Morreu ontem, sábado em Belém, o empresário e ex-prefeito de Itaituba Tibiriçá Santa Brígida Cunha, com que tive oportunidade de conviver quase diariamente por quatro anos no governo do ex-prefeito Wirland Freire. Na foto, eu e Tibiriçá, no dia da entrevista exclusiva.
Tibiriçá
sai da vida e entra para a história do município de Itaituba como um dos maiores
empresários locais, nos anos 1960 e 1970.
Por
ocasião da celebração do sesquicentenário da criação do município no qual viveu
boa parte de sua existência, o ex-prefeito concedeu uma entrevista longa e
exclusiva para o Jornal do Comércio, contando um resumo da sua história de vida
rica em acontecimentos. Foi uma das últimas entrevistas do gênero que ele
concedeu, a qual foi muito lida e comentada.
Eu
era chefe de gabinete do prefeito e Tibiriçá secretária da Fazenda. Agia como um
embaixador de Itaituba na capital do estado, resolvendo muitos problemas, tendo
por base sua experiência de prefeito por muitos anos e a rede de amigos que construiu
nas repartições públicas nas quais tinha que tratar.
Era
amigo pessoal e secretário da mais absoluta confiança do então prefeito Wirland
Freire.
Tibiriçá
Santa Brígida Cunha deverá ser lembrado em Itaituba, com a nomeação de algum
logradouro público de grande relevância. Não pode entrar no rol de pessoas
importantes, como D. Capistrano, que até hoje não recebeu uma homenagem póstuma.

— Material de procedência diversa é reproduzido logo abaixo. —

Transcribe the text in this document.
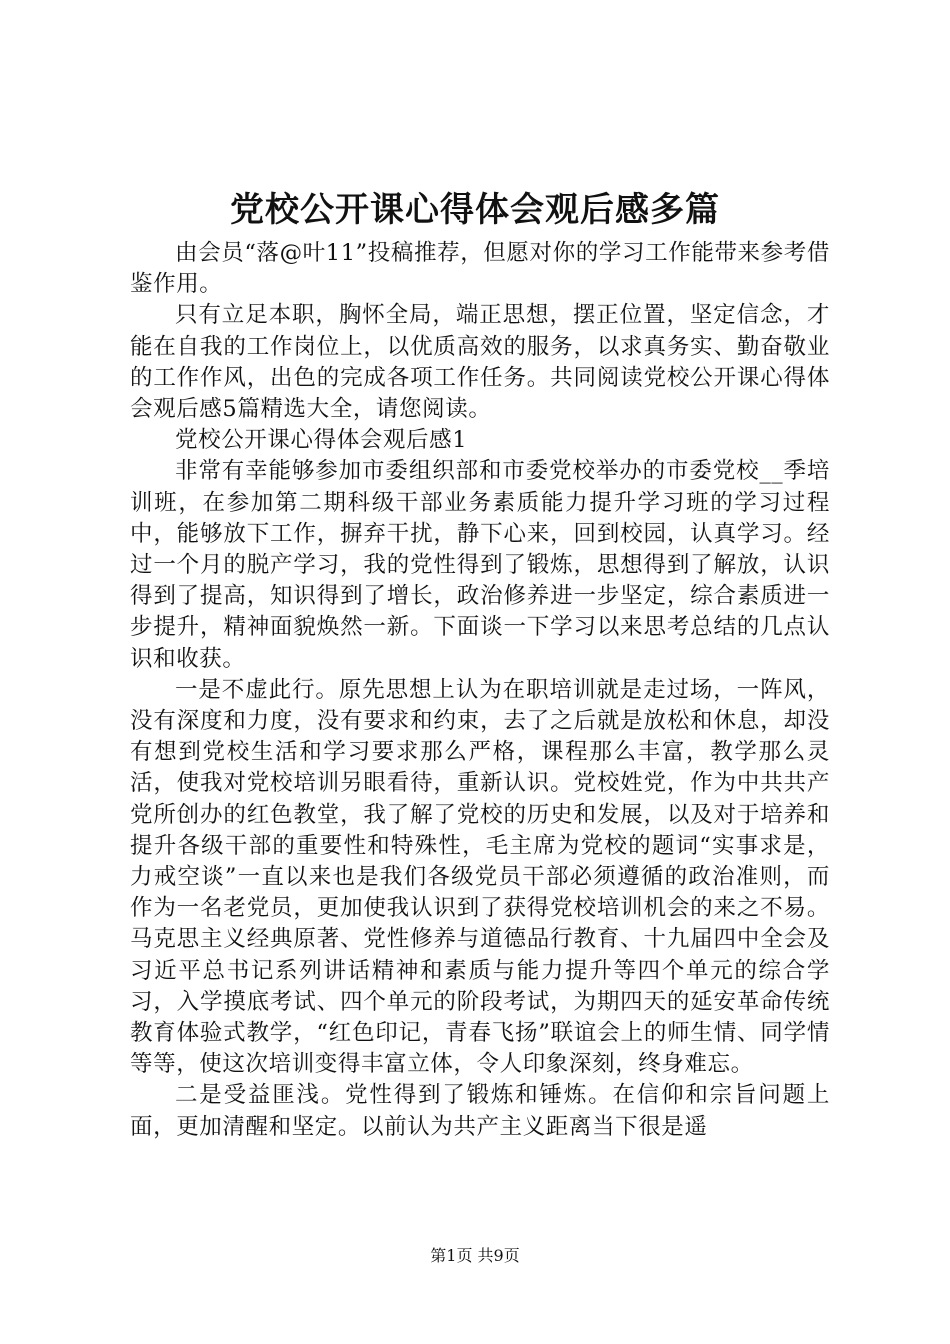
党校公开课心得体会观后感多篇

由会员“落@叶11”投稿推荐，但愿对你的学习工作能带来参考借鉴作用。

只有立足本职，胸怀全局，端正思想，摆正位置，坚定信念，才能在自我的工作岗位上，以优质高效的服务，以求真务实、勤奋敬业的工作作风，出色的完成各项工作任务。共同阅读党校公开课心得体会观后感5篇精选大全，请您阅读。

党校公开课心得体会观后感1

非常有幸能够参加市委组织部和市委党校举办的市委党校__季培训班，在参加第二期科级干部业务素质能力提升学习班的学习过程中，能够放下工作，摒弃干扰，静下心来，回到校园，认真学习。经过一个月的脱产学习，我的党性得到了锻炼，思想得到了解放，认识得到了提高，知识得到了增长，政治修养进一步坚定，综合素质进一步提升，精神面貌焕然一新。下面谈一下学习以来思考总结的几点认识和收获。

一是不虚此行。原先思想上认为在职培训就是走过场，一阵风，没有深度和力度，没有要求和约束，去了之后就是放松和休息，却没有想到党校生活和学习要求那么严格，课程那么丰富，教学那么灵活，使我对党校培训另眼看待，重新认识。党校姓党，作为中共共产党所创办的红色教堂，我了解了党校的历史和发展，以及对于培养和提升各级干部的重要性和特殊性，毛主席为党校的题词“实事求是，力戒空谈”一直以来也是我们各级党员干部必须遵循的政治准则，而作为一名老党员，更加使我认识到了获得党校培训机会的来之不易。马克思主义经典原著、党性修养与道德品行教育、十九届四中全会及习近平总书记系列讲话精神和素质与能力提升等四个单元的综合学习，入学摸底考试、四个单元的阶段考试，为期四天的延安革命传统教育体验式教学，“红色印记，青春飞扬”联谊会上的师生情、同学情等等，使这次培训变得丰富立体，令人印象深刻，终身难忘。

二是受益匪浅。党性得到了锻炼和锤炼。在信仰和宗旨问题上面，更加清醒和坚定。以前认为共产主义距离当下很是遥

第1页 共9页
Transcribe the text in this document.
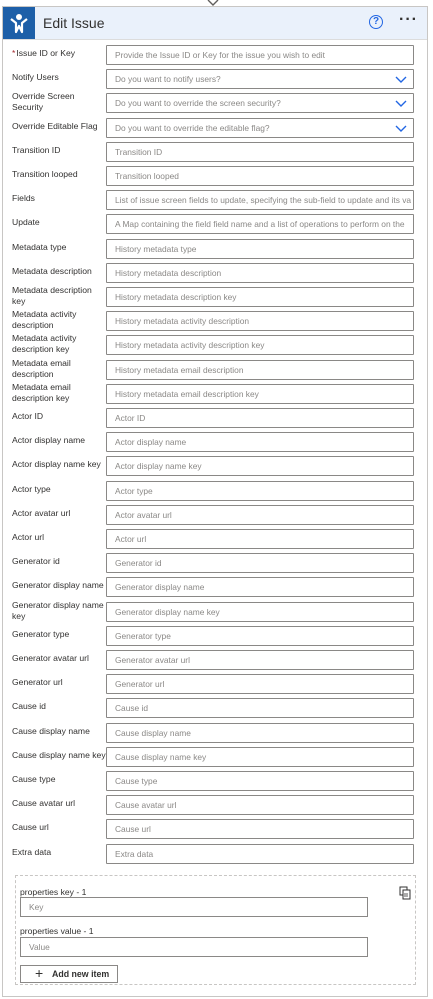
Edit Issue	? ···
*Issue ID or Key	Provide the Issue ID or Key for the issue you wish to edit
Notify Users	Do you want to notify users?
Override Screen Security	Do you want to override the screen security?
Override Editable Flag	Do you want to override the editable flag?
Transition ID	Transition ID
Transition looped	Transition looped
Fields	List of issue screen fields to update, specifying the sub-field to update and its va
Update	A Map containing the field field name and a list of operations to perform on the
Metadata type	History metadata type
Metadata description	History metadata description
Metadata description key	History metadata description key
Metadata activity description	History metadata activity description
Metadata activity description key	History metadata activity description key
Metadata email description	History metadata email description
Metadata email description key	History metadata email description key
Actor ID	Actor ID
Actor display name	Actor display name
Actor display name key	Actor display name key
Actor type	Actor type
Actor avatar url	Actor avatar url
Actor url	Actor url
Generator id	Generator id
Generator display name	Generator display name
Generator display name key	Generator display name key
Generator type	Generator type
Generator avatar url	Generator avatar url
Generator url	Generator url
Cause id	Cause id
Cause display name	Cause display name
Cause display name key	Cause display name key
Cause type	Cause type
Cause avatar url	Cause avatar url
Cause url	Cause url
Extra data	Extra data
properties key - 1
Key
properties value - 1
Value
+ Add new item
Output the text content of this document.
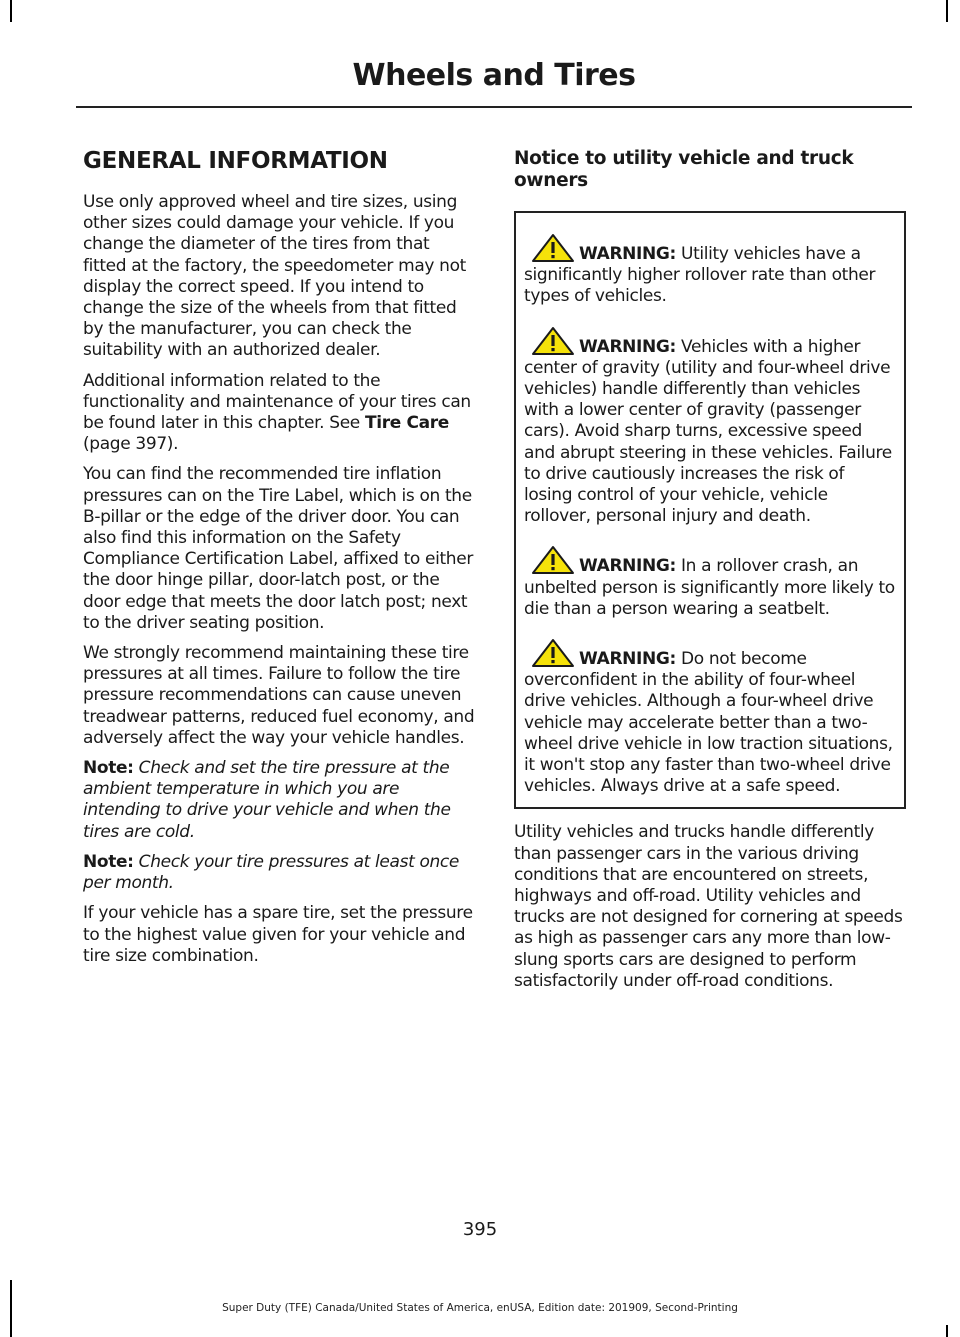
Wheels and Tires
GENERAL INFORMATION

Use only approved wheel and tire sizes, using other sizes could damage your vehicle. If you change the diameter of the tires from that fitted at the factory, the speedometer may not display the correct speed. If you intend to change the size of the wheels from that fitted by the manufacturer, you can check the suitability with an authorized dealer.

Additional information related to the functionality and maintenance of your tires can be found later in this chapter. See Tire Care (page 397).

You can find the recommended tire inflation pressures can on the Tire Label, which is on the B-pillar or the edge of the driver door. You can also find this information on the Safety Compliance Certification Label, affixed to either the door hinge pillar, door-latch post, or the door edge that meets the door latch post; next to the driver seating position.

We strongly recommend maintaining these tire pressures at all times. Failure to follow the tire pressure recommendations can cause uneven treadwear patterns, reduced fuel economy, and adversely affect the way your vehicle handles.

Note: Check and set the tire pressure at the ambient temperature in which you are intending to drive your vehicle and when the tires are cold.

Note: Check your tire pressures at least once per month.

If your vehicle has a spare tire, set the pressure to the highest value given for your vehicle and tire size combination.

Notice to utility vehicle and truck owners

WARNING: Utility vehicles have a significantly higher rollover rate than other types of vehicles.

WARNING: Vehicles with a higher center of gravity (utility and four-wheel drive vehicles) handle differently than vehicles with a lower center of gravity (passenger cars). Avoid sharp turns, excessive speed and abrupt steering in these vehicles. Failure to drive cautiously increases the risk of losing control of your vehicle, vehicle rollover, personal injury and death.

WARNING: In a rollover crash, an unbelted person is significantly more likely to die than a person wearing a seatbelt.

WARNING: Do not become overconfident in the ability of four-wheel drive vehicles. Although a four-wheel drive vehicle may accelerate better than a two-wheel drive vehicle in low traction situations, it won't stop any faster than two-wheel drive vehicles. Always drive at a safe speed.

Utility vehicles and trucks handle differently than passenger cars in the various driving conditions that are encountered on streets, highways and off-road. Utility vehicles and trucks are not designed for cornering at speeds as high as passenger cars any more than low-slung sports cars are designed to perform satisfactorily under off-road conditions.

395
Super Duty (TFE) Canada/United States of America, enUSA, Edition date: 201909, Second-Printing
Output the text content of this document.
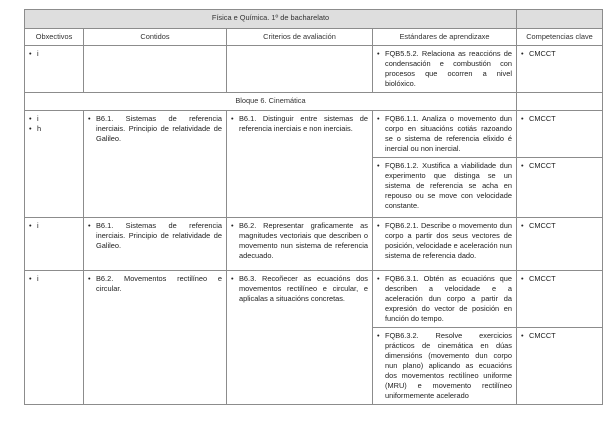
Física e Química. 1º de bacharelato				
Obxectivos	Contidos	Criterios de avaliación	Estándares de aprendizaxe	Competencias clave

• i			• FQB5.5.2. Relaciona as reaccións de condensación e combustión con procesos que ocorren a nivel biolóxico.	• CMCCT

Bloque 6. Cinemática				

• i
• h	• B6.1. Sistemas de referencia inerciais. Principio de relatividade de Galileo.	• B6.1. Distinguir entre sistemas de referencia inerciais e non inerciais.	• FQB6.1.1. Analiza o movemento dun corpo en situacións cotiás razoando se o sistema de referencia elixido é inercial ou non inercial.	• CMCCT

			• FQB6.1.2. Xustifica a viabilidade dun experimento que distinga se un sistema de referencia se acha en repouso ou se move con velocidade constante.	• CMCCT

• i	• B6.1. Sistemas de referencia inerciais. Principio de relatividade de Galileo.	• B6.2. Representar graficamente as magnitudes vectoriais que describen o movemento nun sistema de referencia adecuado.	• FQB6.2.1. Describe o movemento dun corpo a partir dos seus vectores de posición, velocidade e aceleración nun sistema de referencia dado.	• CMCCT

• i	• B6.2. Movementos rectilíneo e circular.	• B6.3. Recoñecer as ecuacións dos movementos rectilíneo e circular, e aplicalas a situacións concretas.	• FQB6.3.1. Obtén as ecuacións que describen a velocidade e a aceleración dun corpo a partir da expresión do vector de posición en función do tempo.	• CMCCT

			• FQB6.3.2. Resolve exercicios prácticos de cinemática en dúas dimensións (movemento dun corpo nun plano) aplicando as ecuacións dos movementos rectilíneo uniforme (MRU) e movemento rectilíneo uniformemente acelerado	• CMCCT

Não serve nome de beco, passagem ou coisas do gênero. Ele deu sua inestimável
contribuição para o desenvolvimento de Itaituba.
A
seguir, reproduzo a matéria que publiquei no Jornal do Comércio há quase quinze
anos, a última homenagem a um homem de bem, que não veio a essa vida a passeio,
tendo deixado sua marca em tudo que fez. Bom pai, bom cidadão, empresário
pujante e político perspicaz.
Tibiriçá:
Meio século de dedicação a Itaituba
Ele ocupou os mais importantes cargos
públicos do município. Foi prefeito, interventor, vereador, secretário
municipal. Além disso, tornou-se um empresário bem sucedido. Conhece os últimos
cinquenta anos da história de Itaituba como pouca gente, tendo sido sujeito da
mesma e não, seu mero espectador. Nesta edição especial do Jornal do Comércio,
alusiva ao sesquicentenário da fundação de Itaituba, Tibiriçá faz um depoimento
da sua trajetória de vida.
Nasceu na cidade de Maracanã, no dia 25
de dezembro de 1928. Viveu durante alguns anos na cidade de Salinas, onde seu
pai foi fiscal de tributos daquele município. Com doze anos de idade mudou-se
para Belém para dar prosseguimento aos estudos.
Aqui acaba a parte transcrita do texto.